Keynote Speakers
INoGS is excited to announce the Keynote Speaker for the upcoming 10th International Conference on Genocide:
Alex Hinton
Alex Hinton is INoGS' esteemed 2024 Lifetime Achievement Award winner, Distinguished Professor of Anthropology, Director of the Center for the Study of Genocide and Human Rights, and UNESCO Chair on Genocide Prevention at Rutgers University. He is the author or editor of seventeen books including the award-winning Why did they Kill? Cambodia in the Shadow of Genocide (California, 2005). His most recent books are It Can Happen Here: White Power and the Rising Threat of Genocide in the US (NYU, 2021), Anthropological Witness: Lessons from the Khmer Rouge Tribunal (Cornell, 2022), and Perpetrators: Encountering Humanity's Dark Side (Stanford, 2023).
Joziléia Kaingang
Joziléia Kaingang is an Indigenous leader of the Kaingang people, an educator, and a researcher, with a strong record in the political organization of Indigenous women in Brazil and in international human rights advocacy.
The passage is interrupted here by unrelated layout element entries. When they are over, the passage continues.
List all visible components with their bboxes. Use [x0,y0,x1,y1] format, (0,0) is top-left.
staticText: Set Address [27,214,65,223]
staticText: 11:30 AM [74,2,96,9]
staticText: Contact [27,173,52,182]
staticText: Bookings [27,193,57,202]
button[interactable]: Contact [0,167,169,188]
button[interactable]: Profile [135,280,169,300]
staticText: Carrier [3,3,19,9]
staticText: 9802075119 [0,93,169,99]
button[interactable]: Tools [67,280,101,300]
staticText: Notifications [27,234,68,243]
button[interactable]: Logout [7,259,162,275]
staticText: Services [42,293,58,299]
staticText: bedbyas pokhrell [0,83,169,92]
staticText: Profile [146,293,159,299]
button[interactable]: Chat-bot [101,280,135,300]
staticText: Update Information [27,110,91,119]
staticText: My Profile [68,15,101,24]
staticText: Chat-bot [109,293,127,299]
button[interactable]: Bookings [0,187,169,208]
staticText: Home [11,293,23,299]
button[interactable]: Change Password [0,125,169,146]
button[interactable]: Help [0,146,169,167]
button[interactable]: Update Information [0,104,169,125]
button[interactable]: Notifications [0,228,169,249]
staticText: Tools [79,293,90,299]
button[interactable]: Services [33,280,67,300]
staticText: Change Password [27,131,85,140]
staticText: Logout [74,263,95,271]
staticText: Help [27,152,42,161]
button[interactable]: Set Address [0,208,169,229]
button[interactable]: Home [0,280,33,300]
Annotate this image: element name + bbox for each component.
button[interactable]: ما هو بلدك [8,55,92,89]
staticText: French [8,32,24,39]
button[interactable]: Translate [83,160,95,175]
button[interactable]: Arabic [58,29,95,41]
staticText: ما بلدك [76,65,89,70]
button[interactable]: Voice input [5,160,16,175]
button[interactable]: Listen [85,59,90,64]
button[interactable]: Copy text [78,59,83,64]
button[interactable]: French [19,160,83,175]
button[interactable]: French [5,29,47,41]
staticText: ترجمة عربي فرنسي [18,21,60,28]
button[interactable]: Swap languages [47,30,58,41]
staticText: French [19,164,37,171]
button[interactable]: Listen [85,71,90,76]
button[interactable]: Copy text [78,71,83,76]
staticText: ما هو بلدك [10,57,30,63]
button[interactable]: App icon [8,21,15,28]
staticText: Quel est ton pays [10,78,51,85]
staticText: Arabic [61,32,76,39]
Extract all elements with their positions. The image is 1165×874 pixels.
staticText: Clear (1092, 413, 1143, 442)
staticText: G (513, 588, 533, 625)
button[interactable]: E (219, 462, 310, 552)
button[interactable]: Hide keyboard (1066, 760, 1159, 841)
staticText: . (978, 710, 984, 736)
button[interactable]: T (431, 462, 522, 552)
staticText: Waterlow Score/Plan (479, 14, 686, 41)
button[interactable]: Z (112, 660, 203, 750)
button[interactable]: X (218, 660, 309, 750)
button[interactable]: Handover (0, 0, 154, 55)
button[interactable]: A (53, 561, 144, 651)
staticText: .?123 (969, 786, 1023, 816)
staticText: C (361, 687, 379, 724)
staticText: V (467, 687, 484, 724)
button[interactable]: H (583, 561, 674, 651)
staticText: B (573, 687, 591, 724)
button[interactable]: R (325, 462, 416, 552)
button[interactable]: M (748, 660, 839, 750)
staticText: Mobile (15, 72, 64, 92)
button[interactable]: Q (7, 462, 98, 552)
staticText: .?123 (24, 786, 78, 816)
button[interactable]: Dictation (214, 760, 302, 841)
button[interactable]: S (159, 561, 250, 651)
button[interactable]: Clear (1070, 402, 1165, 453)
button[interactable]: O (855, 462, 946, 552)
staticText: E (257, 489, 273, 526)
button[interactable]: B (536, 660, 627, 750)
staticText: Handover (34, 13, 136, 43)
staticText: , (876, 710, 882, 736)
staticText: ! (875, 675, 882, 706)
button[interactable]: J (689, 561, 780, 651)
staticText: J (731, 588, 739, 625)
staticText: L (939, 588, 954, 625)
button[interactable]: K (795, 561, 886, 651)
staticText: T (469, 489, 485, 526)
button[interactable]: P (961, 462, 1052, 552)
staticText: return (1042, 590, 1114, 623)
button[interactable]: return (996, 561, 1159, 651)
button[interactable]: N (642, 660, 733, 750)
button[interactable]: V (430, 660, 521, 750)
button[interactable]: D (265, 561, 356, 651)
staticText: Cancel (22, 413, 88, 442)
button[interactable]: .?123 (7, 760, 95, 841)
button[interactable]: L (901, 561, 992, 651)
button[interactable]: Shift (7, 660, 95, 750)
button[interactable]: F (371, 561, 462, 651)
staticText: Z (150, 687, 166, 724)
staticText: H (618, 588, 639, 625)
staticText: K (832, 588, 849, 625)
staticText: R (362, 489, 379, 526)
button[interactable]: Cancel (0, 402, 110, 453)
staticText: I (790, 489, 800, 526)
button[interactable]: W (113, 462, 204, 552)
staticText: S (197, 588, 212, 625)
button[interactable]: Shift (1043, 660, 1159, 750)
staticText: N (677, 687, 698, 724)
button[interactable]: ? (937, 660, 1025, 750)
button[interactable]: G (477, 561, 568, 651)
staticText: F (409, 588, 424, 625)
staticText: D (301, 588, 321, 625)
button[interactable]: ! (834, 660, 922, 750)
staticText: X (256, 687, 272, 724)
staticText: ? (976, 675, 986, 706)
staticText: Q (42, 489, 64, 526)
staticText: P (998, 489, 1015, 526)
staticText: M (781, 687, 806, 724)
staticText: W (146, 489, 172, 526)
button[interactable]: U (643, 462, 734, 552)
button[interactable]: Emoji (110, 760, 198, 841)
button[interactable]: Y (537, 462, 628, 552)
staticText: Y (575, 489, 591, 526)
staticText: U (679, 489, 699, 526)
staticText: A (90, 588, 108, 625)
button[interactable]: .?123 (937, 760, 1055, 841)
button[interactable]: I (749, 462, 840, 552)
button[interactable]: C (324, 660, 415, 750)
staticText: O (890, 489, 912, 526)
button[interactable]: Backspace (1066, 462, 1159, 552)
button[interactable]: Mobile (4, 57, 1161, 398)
She is one of the leading figures of the National Articulation of Indigenous Women Warriors of Ancestrality (ANMIGA), where she is involved in political coordination and in shaping agendas related to the rights of Indigenous women, the fight against violence, the defense of territories, and the affirmation of traditional knowledge. She is also a member of the Articulation of Indigenous Peoples of Brazil (APIB), participating in national political advocacy processes. She acts as an Indigenous representative in United Nations bodies and forums dedicated to the rights of Indigenous Peoples.
Edson Teles
Edson Teles is a researcher and professor and a member of the Center for Forensic Anthropology and Archaeology (CAAF) at the Universidade Federal de São Paulo, where he is directly involved in the coordination and technical-scientific oversight of investigations into enforced disappearances and deaths resulting from state violence. Within the CAAF, he is responsible for the work related to the Perus Clandestine Mass Grave in São Paulo, including documentary research, institutional coordination, engagement with victims’ families, and the monitoring of exhumation, analysis, and identification of human remains. He is also responsible for investigations conducted by the CAAF in Petrópolis, Rio de Janeiro, concerning deaths and disappearances associated with the 2022 floods, with a focus on the analysis of state protocols for body management, victim identification, and the production of technical inputs for public authorities and oversight bodies.